Eve Ayduş geliyor ve ağzına layık bir şey yok mu? O zaman hemen pratik, lezzetli bir börek hazırlayalım.
Önce yufkacımıza gidip 2 tane taze, günlük yufka alıyoruz (market yufkası kullanmıyoruz, çok sert oluyor). Yufkacımızdan lor da alıyoruz. Sonra evimize geldiğimizde yuvarlak tepsimize yağlı kağıdımızı, masamıza yufkalarımızı serip ikiye bölüyoruz. Lorun için maydanoz-dereotu da hoş bir alternatif- ve bir miktaz tuz koyuyoruz- bu karışıma işerleyen kısımlara L denilecektir. Bir kasede de yoğurt, süt ve biraz yağ koyup çırpıyoruz - bu karışıma işerleyen kısımlara K denilecektir.
Yarım yaprak yufkalara biraz K sürüp biraz L serptikten sonra kenarından başlayıp yuvarlıyoruz. İlk yufkamızı gül yapıp böreğin güzide ortası olması için tepsinin ortasına yerleştiriyoruz. Artından kıvırdığımız diğer yaprakları bu gülün ertafına sarıyoruz, sarıyoruz, sarıyoruz. Bu arada Ayduş geliyor ve görüğü manzaradan çok hoşlanıyor.
Yufkaları bir bir (etip top 2 yufka) tepsiye dizdikten sonra artan K'ya bir tane yumurta kırıp çırpıyoruz ve börek adayının üzerine döküp yayıyoruz. Yol aralarını açıp açıp K'nın oralara oldukça girmesini sağlıyoruz.

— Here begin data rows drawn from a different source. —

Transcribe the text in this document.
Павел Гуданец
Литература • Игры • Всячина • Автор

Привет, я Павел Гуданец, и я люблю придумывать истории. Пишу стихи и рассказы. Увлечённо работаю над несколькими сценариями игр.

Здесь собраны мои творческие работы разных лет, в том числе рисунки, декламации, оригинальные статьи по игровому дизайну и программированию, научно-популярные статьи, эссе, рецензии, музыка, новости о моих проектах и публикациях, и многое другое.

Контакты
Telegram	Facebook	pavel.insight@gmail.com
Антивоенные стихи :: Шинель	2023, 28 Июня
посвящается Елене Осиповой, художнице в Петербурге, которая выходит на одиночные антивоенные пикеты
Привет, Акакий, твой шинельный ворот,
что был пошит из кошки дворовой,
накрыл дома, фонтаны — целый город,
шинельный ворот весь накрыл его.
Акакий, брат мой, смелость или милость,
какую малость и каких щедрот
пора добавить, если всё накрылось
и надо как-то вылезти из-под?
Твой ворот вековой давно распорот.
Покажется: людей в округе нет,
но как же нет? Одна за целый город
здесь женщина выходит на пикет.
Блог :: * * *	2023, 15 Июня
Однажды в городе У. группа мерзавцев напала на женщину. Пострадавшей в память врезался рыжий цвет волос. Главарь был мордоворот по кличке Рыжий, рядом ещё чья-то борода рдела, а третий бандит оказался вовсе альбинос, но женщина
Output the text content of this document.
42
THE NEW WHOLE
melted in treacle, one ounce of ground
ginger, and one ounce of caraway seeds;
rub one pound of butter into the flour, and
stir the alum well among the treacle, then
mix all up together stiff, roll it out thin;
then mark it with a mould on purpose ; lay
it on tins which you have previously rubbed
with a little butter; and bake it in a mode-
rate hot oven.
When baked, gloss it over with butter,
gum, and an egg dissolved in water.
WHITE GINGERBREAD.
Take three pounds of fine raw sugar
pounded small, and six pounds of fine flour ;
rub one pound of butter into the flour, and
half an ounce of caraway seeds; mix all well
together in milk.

Sonra tepside- o an pek bir şeye benzemeyen ve aman bu K'yı çekecek mi denen toparlağa susam ve çörekotu serpiyoruz.
Aslında bu noktada tepsinin buzdolabına girip 1 saat kadar beklemesi lazım; fakat Ayduş çok aç olduğundan bunu yapmıyoruz ve önceden ısıttığımız fırına tepsiyi koyuyoruz. Yaklaşık bir yarım saat sonra pişmiş oluyor.
Hmmmm çok güzel kokuyor ve çok açız. Soğumasını beklemeden yiyoruz. Çok tadını alamasak da Ayduş çok beğeniyor. Ertesi sabaha da (fotoğrafta görüldüğü gibi) kalan böreğimizi - ister ısıtarak- afiyetle yiyoruz.
Elimize sağlık...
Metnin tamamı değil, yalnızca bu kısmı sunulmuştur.